I appreciated the conversation because it was frank but not confrontational. Direct questions were asked but, because there was (and is) a feeling of mutual respect, there was no animosity. I was bemused by the fact that each of us had been armed with some inaccurate information. If both of us had been guilty of what we had been accused, then neither one of us should continue in our respective positions.
This particular town board member and I were able to share some background information. It was enlightening for me and I hope the conversation was equally beneficial for my counterpart.
My point is not that I had found somebody to start a mutual admiration society. In fact, he and I disagreed on several points. Furthermore, I most certainly am not proposing that my decision-making is faultless. Ironically, just prior to my chance conversation with this board member, I had been weighing the effects of a recent decision. It was one of those seemingly innocuous decisions, and one that will likely soon be lost in the shuffle. What was causing me to grind gray matter is that it was one of those decisions for which there is no immediate way to quantify the effects of the decision.

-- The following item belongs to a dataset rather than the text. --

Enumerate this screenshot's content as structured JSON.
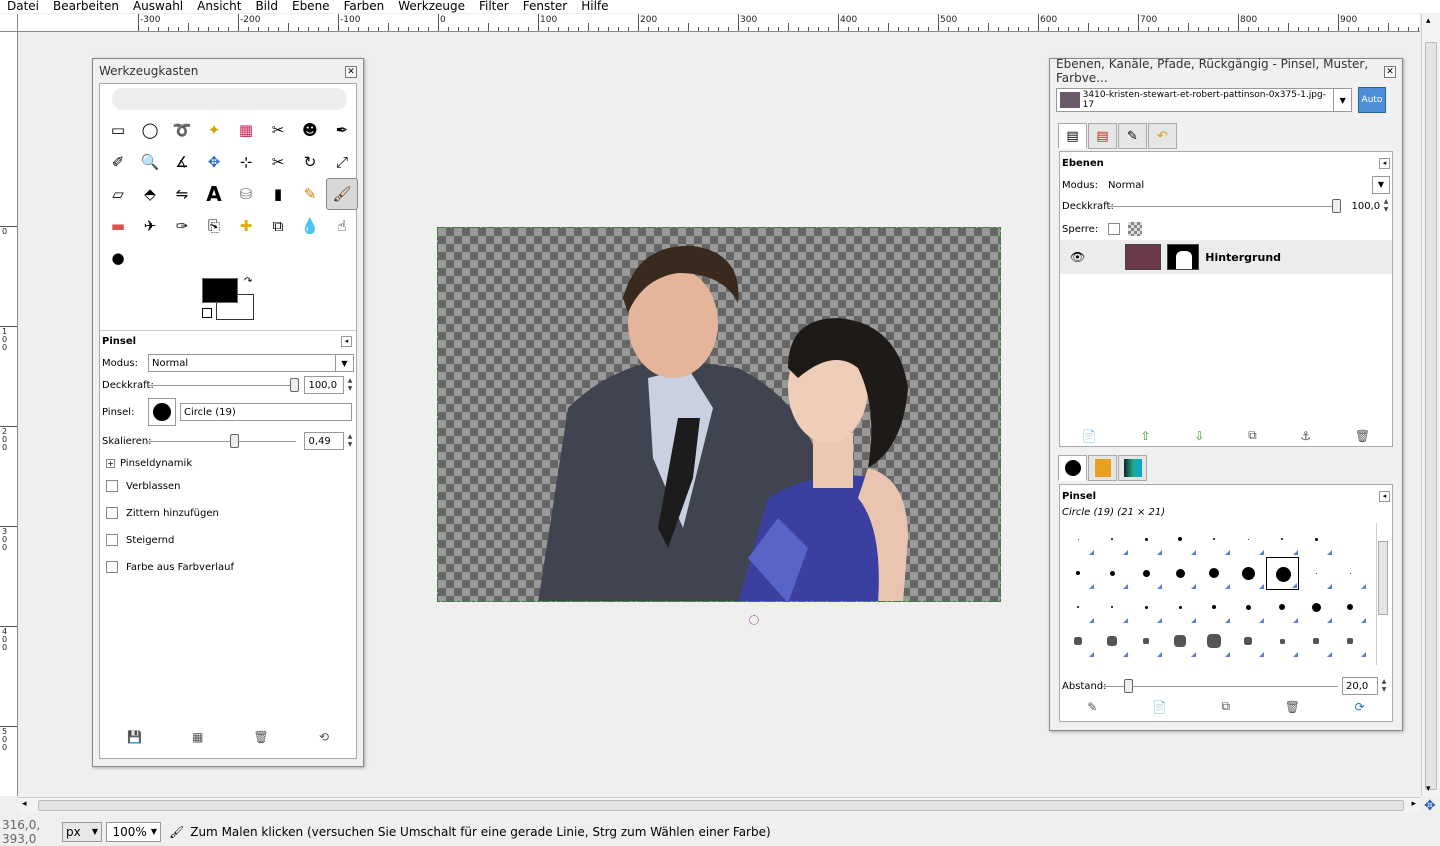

I covered governmental meetings for over 18 years as a newspaper reporter. In addition to my aforementioned role as a school board member I also sat as a town manager for two years. There have also been a few meetings at which I sat as an interested citizen.
Conservatively, I would say I have attended at least 1,000 meetings.
At the vast majority of those meetings I had to: summarize what happened; direct what happened; or do something because of what happened.
As a veteran of all those meetings, there is only one thing I believe I can stay with certainty. The vast majority of the time, board members do not go into a meeting with the specific intent of making somebody’s life miserable. That isn’t to say that bad decisions aren’t made. That doesn’t mean that decisions are sometimes made without benefit of adequate information. That doesn’t mean that some issues generate so much emotion that decisions are made before cooler heads prevail.
I firmly believe that the vast majority of the decisions I have seen over the past 18 years were made with good intent. History often proves that a decision was faulty, but if we all had hindsight, we would all look smarter. There are some decisions that prove to be so faulty that a person is left to wonder how that law, ordinance, policy or practice ever was put into place.
I like to ponder things and I love to consider what the factors were that led some well-meaning board to come to a decision that didn’t stand the test of time.
I realize that many would consider my beliefs to be naive. All some can see from our public servants are people who are hungry for power or who are looking for an advantage. Certainly, we all have those areas in our lives where we may not be capable of seeing the entire picture. Passion, anger, experiences, uncertainty, can all cloud the vision. That is the advantage of having multi-member boards. For any particular issue, the ideal situation is that discussion from a number of different perspectives will help guide the board to sound decisions.
My Sunday conversation was good for me. The best thing I learned was that open and honest communication is the best way to reach understanding. Even disagreements can be managed without animosity if there is communication. My parents always taught me to confront situations face-to-face. It is hard to be contentious with a person who is looking for common ground upon which to stand. It also means you aren’t battling the unknown, or rumors, or gossip. And that, often, is more than half the battle.